Do you remember the sirens going off recently?

It was about a week and a half ago, and, yes, I know that seems like last year. You may have jumped a bit, because everyone's nerves are like a hummingbird that stuck its beak in an electric socket.

Why are the sirens going off? It's a Thursday in the middle of the month. Is there a mnemonic couplet I should consult?

Siren on Wednesday, sailor's delight

Siren on Thursday, sailor take flight

No, that's not it. Because it wasn't the first Wednesday of the month, one could assume that 2020 was getting impatient and decided to cut to the last chapter. That's all, folks! Big meteor, earthquake, maybe a tsunami from the Great Lakes. You could call Duluth and see if anyone answers. Anyway, at least you'll spend your last minutes knowing your underwear drawer is completely organized and the bottles in the spice rack don't feel sticky.

How you reacted says a lot about you.

0-6: Blissful ignorance.

7-14: Sudden realization that the grown-ups are really not competent and are capable of horrible mistakes.

14-22: Is this World War III? I'd better check Instagram.

23-50: Someone passed out, and his head fell on the siren button.

51-100: Whelp, better turn on 'CCO, see if they've got anything.

There are those who turn on the TV to see if there's a weatherperson standing in front of a map that looks like angry cherry jam is oozing up from the southwest, and there are those who turn on the radio to see if Bob from Blaine is reporting trees down.

Me, I figure: "If it's bad, won't be a mystery for long."

As you probably learned later, or maybe even knew beforehand, it was a tornado siren drill, the annual awareness exercise ("Dampening Drawers Since 1947!").

The sirens have two sounds, depending on the catastrophe. If it's an enemy attack — or even a friendly attack; Canada could decide we're ripe for plucking — the sound rises and falls for three minutes. Because if it were just two minutes, we might not get the point.

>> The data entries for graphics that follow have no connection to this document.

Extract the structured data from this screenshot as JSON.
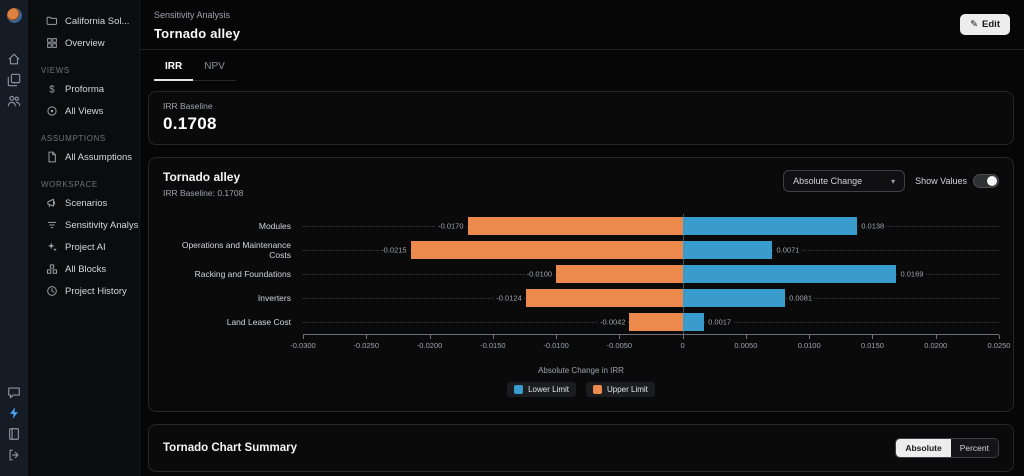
{
  "rail": {
    "top_icons": [
      "home-icon",
      "layers-icon",
      "users-icon"
    ],
    "bottom_icons": [
      "chat-icon",
      "bolt-icon",
      "book-icon",
      "logout-icon"
    ],
    "bolt_color": "#4ba3f5"
  },
  "sidebar": {
    "sections": [
      {
        "header": "",
        "items": [
          {
            "icon": "folder",
            "label": "California Sol...",
            "chevron": true
          },
          {
            "icon": "grid",
            "label": "Overview"
          }
        ]
      },
      {
        "header": "VIEWS",
        "items": [
          {
            "icon": "dollar",
            "label": "Proforma"
          },
          {
            "icon": "views",
            "label": "All Views"
          }
        ]
      },
      {
        "header": "ASSUMPTIONS",
        "items": [
          {
            "icon": "doc",
            "label": "All Assumptions"
          }
        ]
      },
      {
        "header": "WORKSPACE",
        "items": [
          {
            "icon": "horn",
            "label": "Scenarios"
          },
          {
            "icon": "filter",
            "label": "Sensitivity Analysis"
          },
          {
            "icon": "sparkles",
            "label": "Project AI"
          },
          {
            "icon": "blocks",
            "label": "All Blocks"
          },
          {
            "icon": "clock",
            "label": "Project History"
          }
        ]
      }
    ]
  },
  "header": {
    "breadcrumb": "Sensitivity Analysis",
    "title": "Tornado alley",
    "edit_label": "Edit"
  },
  "tabs": [
    {
      "label": "IRR",
      "active": true
    },
    {
      "label": "NPV",
      "active": false
    }
  ],
  "baseline_card": {
    "label": "IRR Baseline",
    "value": "0.1708"
  },
  "chart_card": {
    "title": "Tornado alley",
    "subtitle": "IRR Baseline: 0.1708",
    "dropdown_value": "Absolute Change",
    "show_values_label": "Show Values",
    "show_values_on": true
  },
  "chart_data": {
    "type": "bar",
    "orientation": "horizontal",
    "title": "Tornado alley",
    "categories": [
      "Modules",
      "Operations and Maintenance Costs",
      "Racking and Foundations",
      "Inverters",
      "Land Lease Cost"
    ],
    "series": [
      {
        "name": "Lower Limit",
        "color": "#3a9ccd",
        "values": [
          0.0138,
          0.0071,
          0.0169,
          0.0081,
          0.0017
        ],
        "labels": [
          "0.0138",
          "0.0071",
          "0.0169",
          "0.0081",
          "0.0017"
        ]
      },
      {
        "name": "Upper Limit",
        "color": "#ec8a4d",
        "values": [
          -0.017,
          -0.0215,
          -0.01,
          -0.0124,
          -0.0042
        ],
        "labels": [
          "-0.0170",
          "-0.0215",
          "-0.0100",
          "-0.0124",
          "-0.0042"
        ]
      }
    ],
    "xlabel": "Absolute Change in IRR",
    "xlim": [
      -0.03,
      0.025
    ],
    "xtick_values": [
      -0.03,
      -0.025,
      -0.02,
      -0.015,
      -0.01,
      -0.005,
      0,
      0.005,
      0.01,
      0.015,
      0.02,
      0.025
    ],
    "xtick_labels": [
      "-0.0300",
      "-0.0250",
      "-0.0200",
      "-0.0150",
      "-0.0100",
      "-0.0050",
      "0",
      "0.0050",
      "0.0100",
      "0.0150",
      "0.0200",
      "0.0250"
    ],
    "legend_position": "bottom",
    "grid": false
  },
  "summary_card": {
    "title": "Tornado Chart Summary",
    "buttons": {
      "0": "Absolute",
      "1": "Percent"
    },
    "active": "Absolute"
  }
}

If it's a tornado, it's a steady scream for three minutes, although the time might be shorter if the tornado takes out the siren. So if the siren stops after 90 seconds, right about the time your roof lifts off, don't mistake this for the all-clear.

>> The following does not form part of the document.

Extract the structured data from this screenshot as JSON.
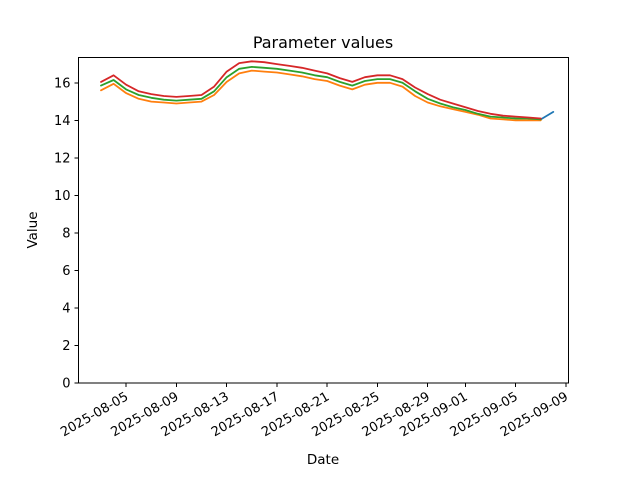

You wonder if we couldn't reprogram sirens to make more melodious sounds. Right now they can only scream: "TERROR FROM THE SKY." Perhaps we could figure out a way to have them tootle a merry melody as well, and then we could fire them up at 1 p.m. every Wednesday to send a different message: "All things considered, we're OK. We'll get through this, and we'll come out stronger, smarter, a bit plumper, perhaps, but grateful for each new day."

The radio stations could do the same. They could change their message to: "This is a test of the Emergency Reassurance System. This is only a test. In the event of an actual collapse of public spirit, this message would instruct you to turn to your loved ones and exchange jokes, treasured recollections and compliments."

We should be doing that every day, anyway, but these days, a reminder can't hurt.